Regardless of the cost and regardless of whether the distress call is genuine or not, do you say that our authorities should respond to every distress call they receive?

TONY ABBOTT:

It’s very important that we do what we can to preserve life at sea but the best way to preserve life at sea is to stop the boats and that’s why it’s very important that effective border protection policies be put in place and I want to remind people of what the Coalition’s border protection policies are. First of all, rigorous offshore processing at Nauru, second, temporary protection visas so that the people smugglers are denied a product to sell and third, the option of turning boats around - and I stress this - where it is safe to do so. Now, those policies are policies that worked. They’re policies that worked. Under those policies we had three boats a year. Under the current government we’re getting something like two boats a week and the flow is becoming a flood because this Prime Minister has completely and comprehensively lost control of our borders and her only response is to blame the Coalition.

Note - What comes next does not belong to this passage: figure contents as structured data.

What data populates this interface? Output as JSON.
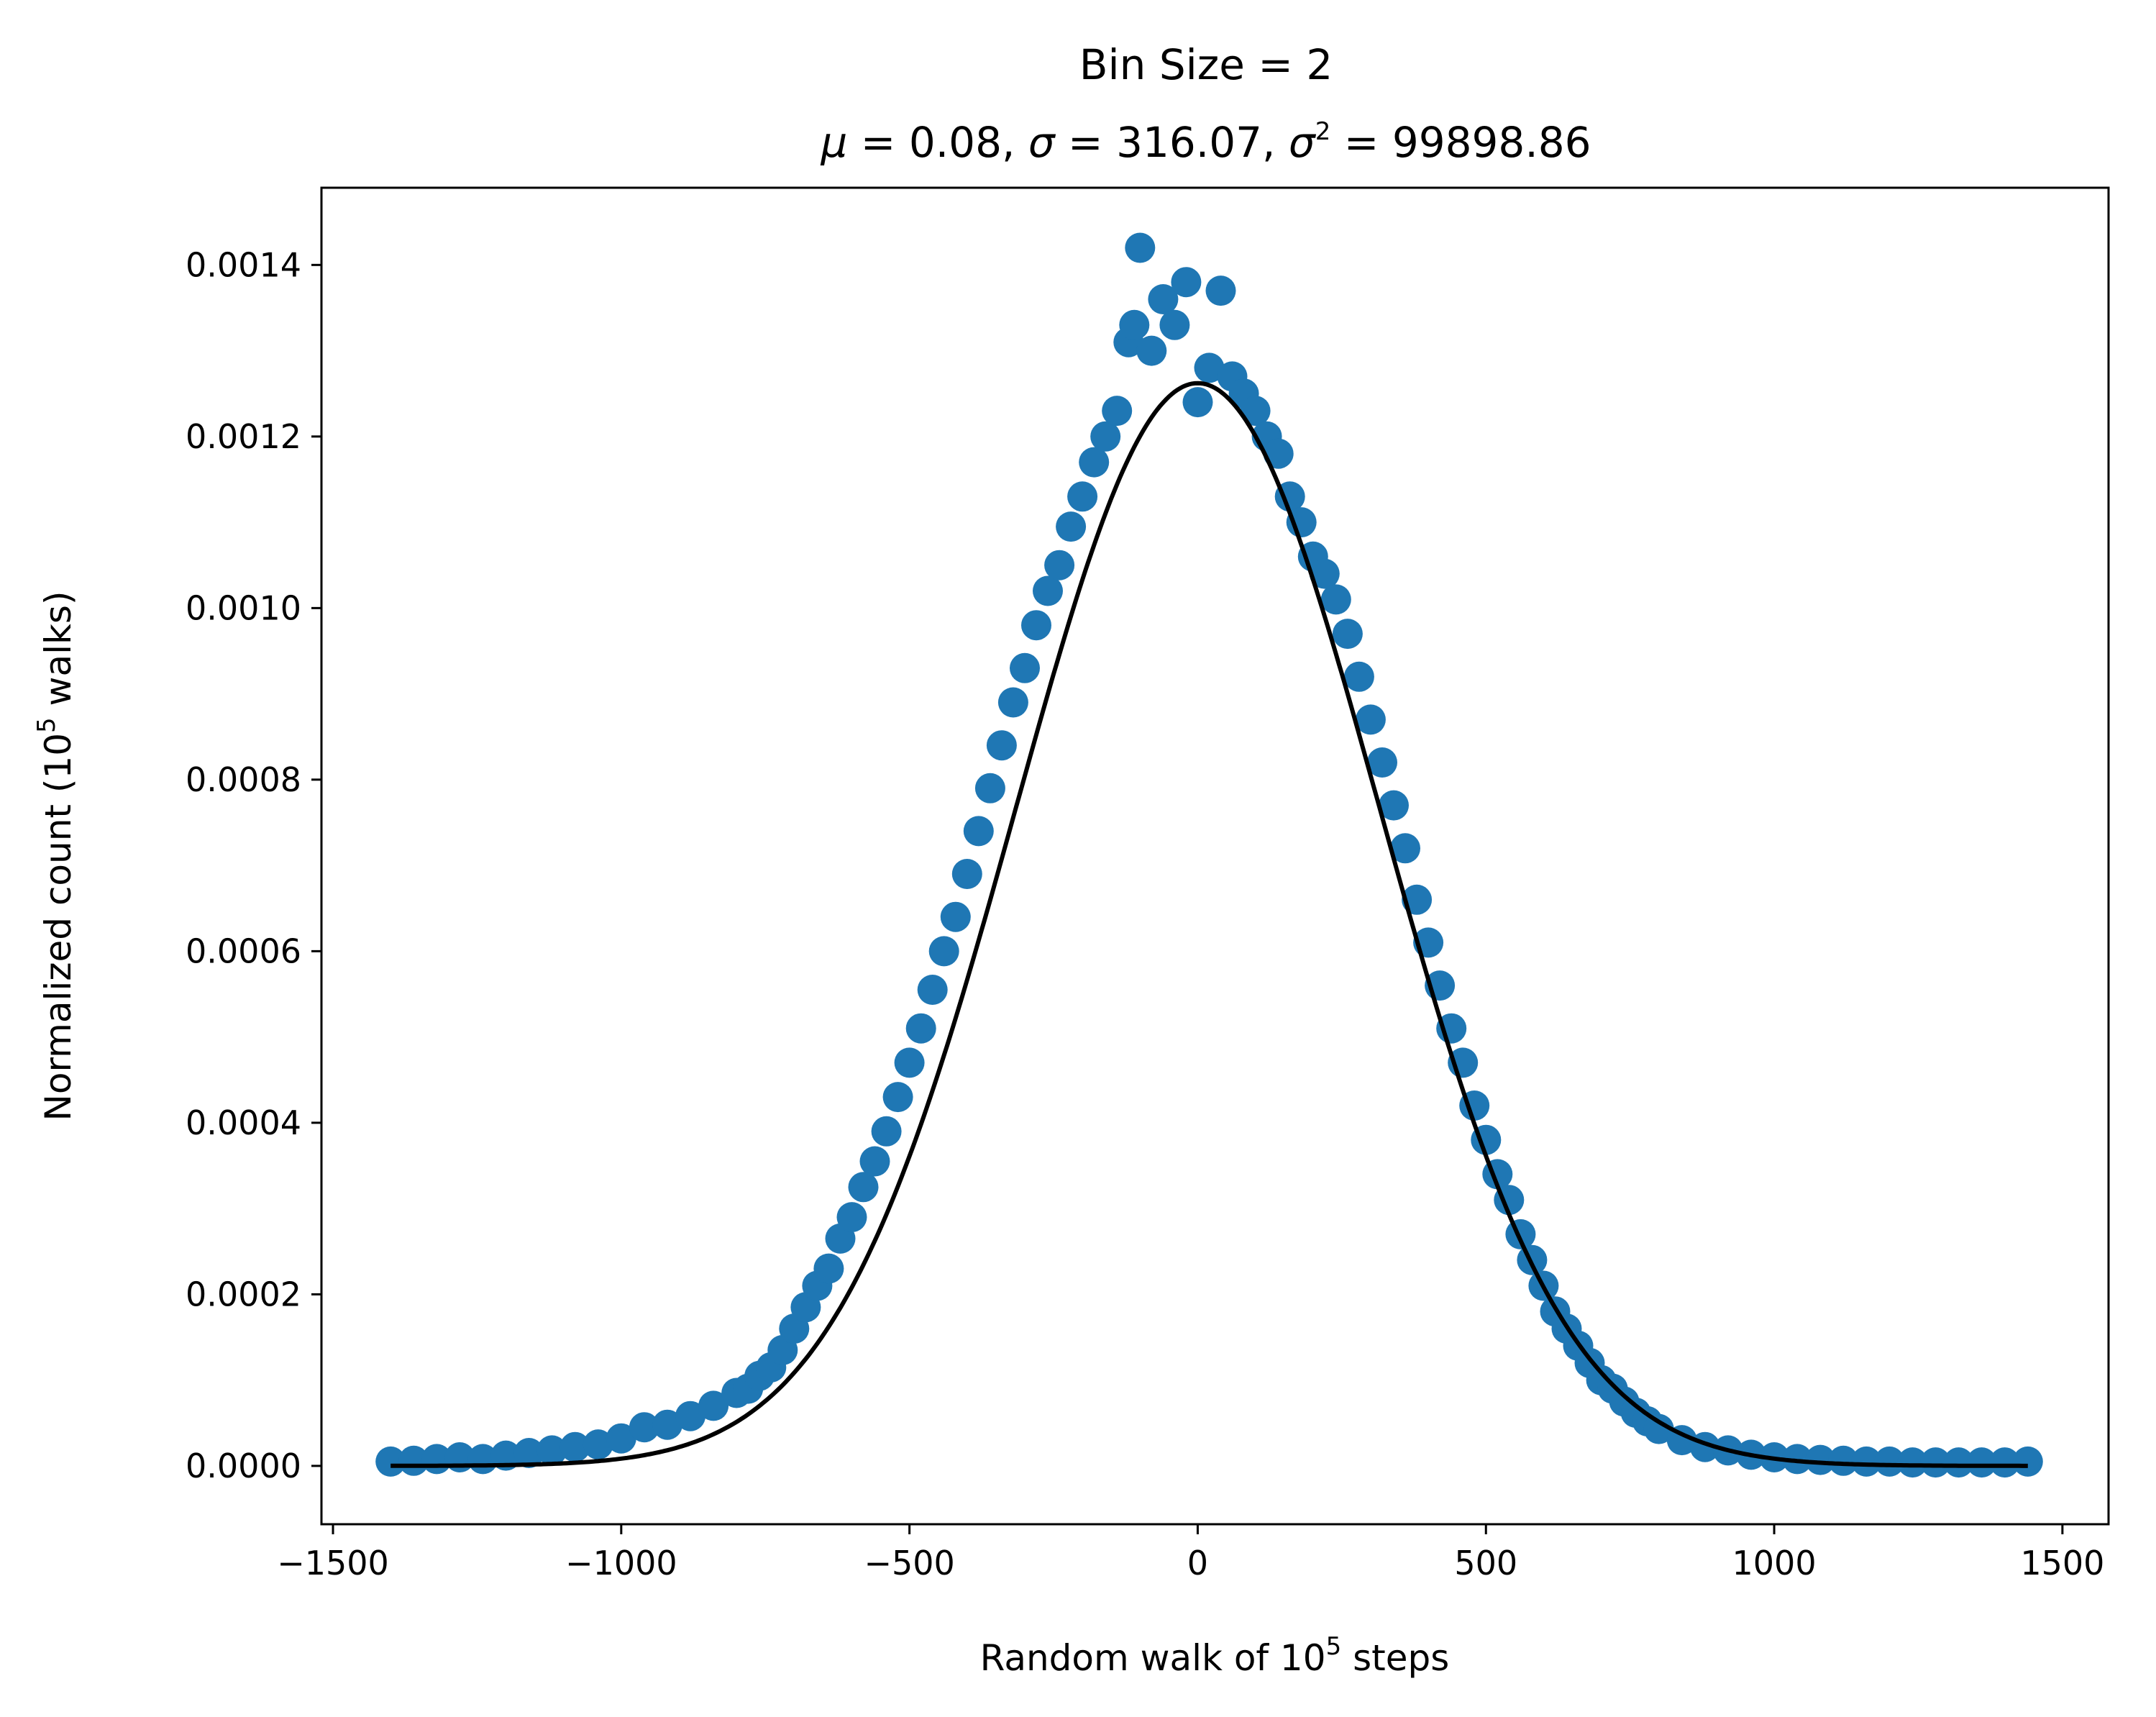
{
  "chart_data": {
    "type": "scatter",
    "title": "Bin Size = 2",
    "subtitle": {
      "mu_sym": "μ",
      "mu": "0.08",
      "sigma_sym": "σ",
      "sigma": "316.07",
      "var_sym": "σ",
      "var_exp": "2",
      "var": "99898.86",
      "eq": " = ",
      "sep": ", "
    },
    "xlabel": {
      "text": "Random walk of 10",
      "sup": "5",
      "suffix": " steps"
    },
    "ylabel": {
      "text": "Normalized count (10",
      "sup": "5",
      "suffix": " walks)"
    },
    "xlim": [
      -1520,
      1580
    ],
    "ylim": [
      -6.8e-05,
      0.00149
    ],
    "x_ticks": [
      -1500,
      -1000,
      -500,
      0,
      500,
      1000,
      1500
    ],
    "x_tick_labels": [
      "−1500",
      "−1000",
      "−500",
      "0",
      "500",
      "1000",
      "1500"
    ],
    "y_ticks": [
      0,
      0.0002,
      0.0004,
      0.0006,
      0.0008,
      0.001,
      0.0012,
      0.0014
    ],
    "y_tick_labels": [
      "0.0000",
      "0.0002",
      "0.0004",
      "0.0006",
      "0.0008",
      "0.0010",
      "0.0012",
      "0.0014"
    ],
    "grid": false,
    "legend": "none",
    "scatter_color": "#1f77b4",
    "fit_color": "#000000",
    "fit": {
      "type": "gaussian",
      "mu": 0.08,
      "sigma": 316.07,
      "x_range": [
        -1400,
        1440
      ]
    },
    "series": [
      {
        "kind": "scatter",
        "x": [
          -1400,
          -1360,
          -1320,
          -1280,
          -1240,
          -1200,
          -1160,
          -1120,
          -1080,
          -1040,
          -1000,
          -960,
          -920,
          -880,
          -840,
          -800,
          -780,
          -760,
          -740,
          -720,
          -700,
          -680,
          -660,
          -640,
          -620,
          -600,
          -580,
          -560,
          -540,
          -520,
          -500,
          -480,
          -460,
          -440,
          -420,
          -400,
          -380,
          -360,
          -340,
          -320,
          -300,
          -280,
          -260,
          -240,
          -220,
          -200,
          -180,
          -160,
          -140,
          -120,
          -110,
          -100,
          -80,
          -60,
          -40,
          -20,
          0,
          20,
          40,
          60,
          80,
          100,
          120,
          140,
          160,
          180,
          200,
          220,
          240,
          260,
          280,
          300,
          320,
          340,
          360,
          380,
          400,
          420,
          440,
          460,
          480,
          500,
          520,
          540,
          560,
          580,
          600,
          620,
          640,
          660,
          680,
          700,
          720,
          740,
          760,
          780,
          800,
          840,
          880,
          920,
          960,
          1000,
          1040,
          1080,
          1120,
          1160,
          1200,
          1240,
          1280,
          1320,
          1360,
          1400,
          1440
        ],
        "y": [
          5e-06,
          6e-06,
          8e-06,
          1e-05,
          8e-06,
          1.2e-05,
          1.5e-05,
          1.8e-05,
          2.2e-05,
          2.5e-05,
          3.2e-05,
          4.5e-05,
          4.8e-05,
          5.8e-05,
          7e-05,
          8.5e-05,
          9e-05,
          0.000105,
          0.000115,
          0.000135,
          0.00016,
          0.000185,
          0.00021,
          0.00023,
          0.000265,
          0.00029,
          0.000325,
          0.000355,
          0.00039,
          0.00043,
          0.00047,
          0.00051,
          0.000555,
          0.0006,
          0.00064,
          0.00069,
          0.00074,
          0.00079,
          0.00084,
          0.00089,
          0.00093,
          0.00098,
          0.00102,
          0.00105,
          0.001095,
          0.00113,
          0.00117,
          0.0012,
          0.00123,
          0.00131,
          0.00133,
          0.00142,
          0.0013,
          0.00136,
          0.00133,
          0.00138,
          0.00124,
          0.00128,
          0.00137,
          0.00127,
          0.00125,
          0.00123,
          0.0012,
          0.00118,
          0.00113,
          0.0011,
          0.00106,
          0.00104,
          0.00101,
          0.00097,
          0.00092,
          0.00087,
          0.00082,
          0.00077,
          0.00072,
          0.00066,
          0.00061,
          0.00056,
          0.00051,
          0.00047,
          0.00042,
          0.00038,
          0.00034,
          0.00031,
          0.00027,
          0.00024,
          0.00021,
          0.00018,
          0.00016,
          0.00014,
          0.00012,
          0.0001,
          9e-05,
          7.5e-05,
          6.2e-05,
          5.2e-05,
          4.3e-05,
          3e-05,
          2.2e-05,
          1.8e-05,
          1.3e-05,
          1e-05,
          8e-06,
          7e-06,
          6e-06,
          5e-06,
          5e-06,
          4e-06,
          4e-06,
          4e-06,
          4e-06,
          4e-06,
          5e-06
        ]
      }
    ]
  }
}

I want to make it crystal clear that it’s not the Opposition’s policies that have failed here, it’s the Government’s policies which have failed here.

QUESTION:

The cost of the rescues though, is that a factor we should even be worrying about?

TONY ABBOTT:

Look I think that the real cost here is the cost of the Government’s comprehensive loss of control of our borders. That’s the real cost. As long as the boats keep coming, the tragedies will keep happening and the costs will keep blowing out. That’s the problem. The problem is the Government. The problem is the Government which inherited strong border protection policies and, in an act of moral vanity, dismantled them. That’s the problem and the Australian people very well understand who is to blame for the disaster we have on our borders.